It recently occurred to me that, unless I'm much mistaken, Goldbach's conjecture can easily be seen to be equivalent to a seemingly more general statement:

Every number $n$ divisible by any $1<d<n$ is sum of $d$ primes. (And so every number $>1$ would be average of an arbitrary multitude of primes?!)

Proof

GC is the special case when $d=2$. Conversely, use strong induction on $d$: If $d=2$, then this is GC. Suppose $d=3$. Then $n\geq 6$. If $n$ is even, then $n-2 (\geq 4)$ is sum of $2$ primes by GC. If $n$ is odd, then $n-3 (\geq 4)$ is sum of $2$ primes by GC. So in any case $n$ is sum of $3$ primes. Suppose now $d\geq 4$ and suppose result holds true for all divisors $<d$. Write $d=d_{1}+d_{2}$ with $d_{1}, d_{2}\geq 2$. Then $n=dr=d_{1}r+d_{2}r$ with $r>1$. So by strong induction $d_{1}r$ is sum of $d_{1}$ and $d_{2}r$ is sum of $d_{2}$ primes. Hence $n$ is sum of $d_{1}+d_{2}=d$ primes.

As far as I know no one seriously doubts that GC is true. So why is the above no legitimate reason to believe that GC is false? The generalized statement seems ridiculously strong to me...


Solution 1:

Essentially, because your generalization doesn't add any strength. This already follows from the fact that it's derivable from Goldbach, as you've shown, but there's also a conceptual reason: as $d$ goes up the strength of the statement for that specific $d$ goes down drastically. In fact, we already know a version of the first step along your generalization: every sufficiently large odd number is the sum of three primes! Conceptually, having more primes available (even if the number is fixed) gives you many, many more options for building numbers out of them.

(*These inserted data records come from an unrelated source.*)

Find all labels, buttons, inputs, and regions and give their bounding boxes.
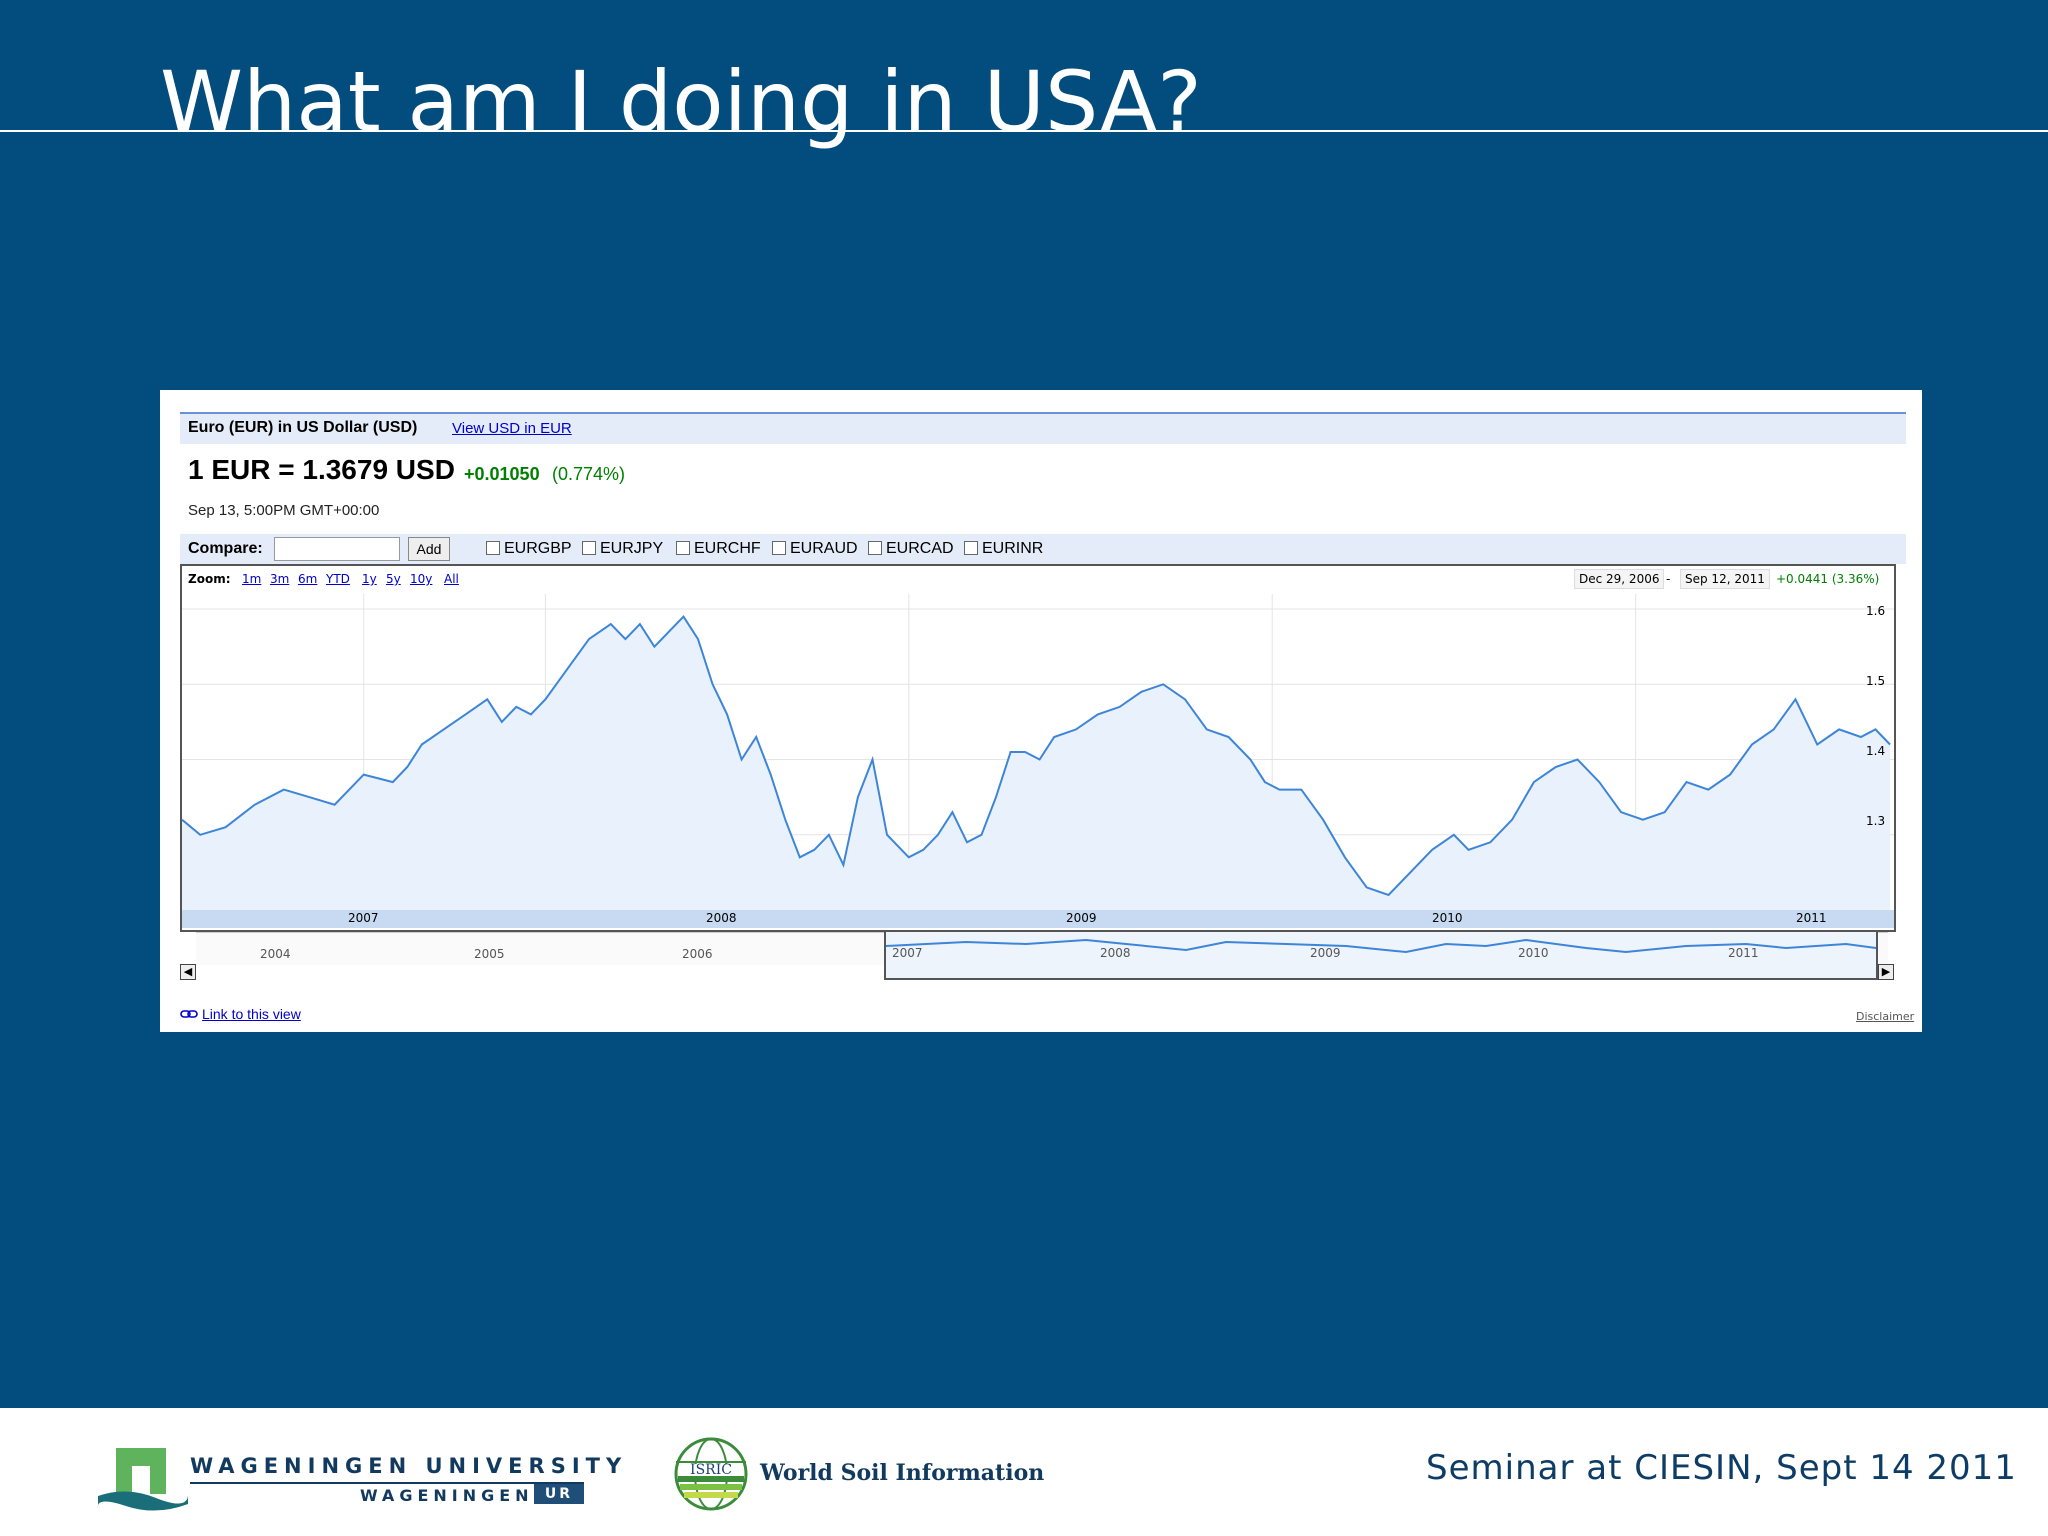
y-tick-1.3: 1.3: [1866, 814, 1886, 828]
nav-year-2006: 2006: [682, 947, 713, 961]
range-start-date[interactable]: Dec 29, 2006: [1574, 569, 1665, 589]
x-tick-2007: 2007: [348, 911, 379, 925]
slide-footer: WAGENINGEN UNIVERSITY WAGENINGEN UR ISRI…: [0, 1408, 2048, 1536]
add-button[interactable]: Add: [408, 537, 450, 561]
compare-bar: Compare: Add EURGBP EURJPY EURCHF EURAUD…: [180, 534, 1906, 564]
checkbox[interactable]: [676, 541, 690, 555]
view-usd-in-eur-link[interactable]: View USD in EUR: [452, 420, 572, 437]
compare-label-eurcad: EURCAD: [886, 540, 954, 557]
compare-eurgbp[interactable]: EURGBP: [486, 540, 572, 558]
scroll-right-button[interactable]: ▶: [1878, 964, 1894, 980]
timeline-sparkline: [885, 938, 1877, 954]
checkbox[interactable]: [772, 541, 786, 555]
nav-year-2011: 2011: [1728, 946, 1759, 960]
currency-pair-title: Euro (EUR) in US Dollar (USD): [188, 419, 418, 436]
timeline-navigator[interactable]: 2004 2005 2006 2007 2008 2009 2010 2011 …: [180, 932, 1894, 980]
nav-year-2004: 2004: [260, 947, 291, 961]
compare-eurcad[interactable]: EURCAD: [868, 540, 954, 558]
compare-eurchf[interactable]: EURCHF: [676, 540, 761, 558]
zoom-1m[interactable]: 1m: [242, 572, 262, 586]
compare-label: Compare:: [188, 540, 263, 557]
isric-badge-text: ISRIC: [690, 1462, 732, 1478]
checkbox[interactable]: [486, 541, 500, 555]
series-area: [182, 616, 1890, 910]
exchange-rate-quote: 1 EUR = 1.3679 USD: [188, 454, 455, 485]
price-chart[interactable]: Zoom: 1m 3m 6m YTD 1y 5y 10y All Dec 29,…: [180, 564, 1896, 932]
wageningen-logo-icon: [97, 1448, 188, 1511]
scroll-left-button[interactable]: ◀: [180, 964, 196, 980]
disclaimer-link[interactable]: Disclaimer: [1856, 1010, 1915, 1023]
compare-label-eurinr: EURINR: [982, 540, 1044, 557]
range-end-date[interactable]: Sep 12, 2011: [1680, 569, 1770, 589]
zoom-6m[interactable]: 6m: [298, 572, 318, 586]
compare-eurinr[interactable]: EURINR: [964, 540, 1043, 558]
seminar-footer-text: Seminar at CIESIN, Sept 14 2011: [1426, 1448, 2017, 1488]
year-axis: 2007 2008 2009 2010 2011: [182, 910, 1894, 928]
checkbox[interactable]: [964, 541, 978, 555]
wageningen-divider: [190, 1482, 584, 1484]
isric-globe-icon: ISRIC: [674, 1437, 748, 1511]
rate-change-percent: (0.774%): [552, 464, 626, 484]
compare-label-eurjpy: EURJPY: [600, 540, 664, 557]
zoom-1y[interactable]: 1y: [362, 572, 377, 586]
y-tick-1.5: 1.5: [1866, 674, 1886, 688]
x-tick-2008: 2008: [706, 911, 737, 925]
link-to-this-view[interactable]: Link to this view: [202, 1006, 301, 1022]
price-plot: [182, 594, 1894, 910]
zoom-10y[interactable]: 10y: [410, 572, 433, 586]
zoom-5y[interactable]: 5y: [386, 572, 401, 586]
zoom-label: Zoom:: [188, 572, 231, 586]
nav-year-2008: 2008: [1100, 946, 1131, 960]
compare-eurjpy[interactable]: EURJPY: [582, 540, 663, 558]
x-tick-2009: 2009: [1066, 911, 1097, 925]
nav-year-2009: 2009: [1310, 946, 1341, 960]
x-tick-2010: 2010: [1432, 911, 1463, 925]
wageningen-ur-text: WAGENINGEN: [360, 1486, 534, 1505]
wageningen-ur-badge: UR: [534, 1484, 584, 1504]
checkbox[interactable]: [582, 541, 596, 555]
range-separator: -: [1666, 572, 1671, 586]
compare-label-eurgbp: EURGBP: [504, 540, 572, 557]
zoom-3m[interactable]: 3m: [270, 572, 290, 586]
compare-label-eurchf: EURCHF: [694, 540, 761, 557]
finance-screenshot: Euro (EUR) in US Dollar (USD) View USD i…: [160, 390, 1922, 1032]
compare-euraud[interactable]: EURAUD: [772, 540, 858, 558]
nav-year-2010: 2010: [1518, 946, 1549, 960]
nav-year-2005: 2005: [474, 947, 505, 961]
quote-timestamp: Sep 13, 5:00PM GMT+00:00: [188, 502, 380, 519]
nav-year-2007: 2007: [892, 946, 923, 960]
y-tick-1.4: 1.4: [1866, 744, 1886, 758]
wageningen-university-text: WAGENINGEN UNIVERSITY: [190, 1454, 628, 1478]
x-tick-2011: 2011: [1796, 911, 1827, 925]
zoom-all[interactable]: All: [444, 572, 459, 586]
series-line: [182, 614, 1891, 897]
checkbox[interactable]: [868, 541, 882, 555]
y-tick-1.6: 1.6: [1866, 604, 1886, 618]
compare-input[interactable]: [274, 537, 400, 561]
rate-change: +0.01050: [464, 464, 540, 484]
slide-title: What am I doing in USA?: [160, 53, 1202, 151]
isric-tagline: World Soil Information: [760, 1460, 1045, 1486]
timeline-selection[interactable]: 2007 2008 2009 2010 2011: [884, 932, 1878, 980]
link-chain-icon: [180, 1010, 198, 1018]
zoom-ytd[interactable]: YTD: [326, 572, 350, 586]
title-rule: [0, 130, 2048, 132]
currency-header: Euro (EUR) in US Dollar (USD) View USD i…: [180, 412, 1906, 444]
compare-label-euraud: EURAUD: [790, 540, 858, 557]
range-change: +0.0441 (3.36%): [1776, 572, 1880, 586]
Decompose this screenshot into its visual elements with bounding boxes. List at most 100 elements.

One way you might see this is to study the analagous problem using squares instead of prime numbers. Obviously, the number of numbers that are 'sums' of $1$ square is small - it's only the squares (so in particular there are $\Theta(\sqrt{N})$ of them $\leq N$). On the other hand, every prime $p=4n+1$ (and products of these primes, and the products of those by squares) is the sum of two squares; numbers that are the sums of two squares still have density zero, but there are $\Theta(\frac{N}{\sqrt{\log N}})$ of them $\leq N$. If we add another number in, then most numbers (approximately $\frac56N$) $\leq N$ are the sum of three squares — and of course, every number is the sum of four squares.

Solution 2:

The problem is in "The generalized statement seems ridiculously strong to me...". While it's true that you're adding conditions it's also not so difficult to notice that you're not indeed adding any real strength.

To see the problem more clearly consider the absolutely trivial:

  • Any non-negative number $n$ is the sum of 4 squares
  • Any non-negative number $n$ is the sum of $k$ squares for each $k \ge 4$

The second statement is "stronger" (formally) because includes the first as a subcase, and also adds an infinity of conditions. But does it really add any strength? Of course not because 0 is a perfect square and all the real work is in the case for 4.

This happens because the added conditions are weaker and weaker as $k$ increases and the same happens increasing $d$ in your case.

Everything simply weights on the base case and other stuff is just smoke (trivial to see in this case, just slightly less trivial to see in your case).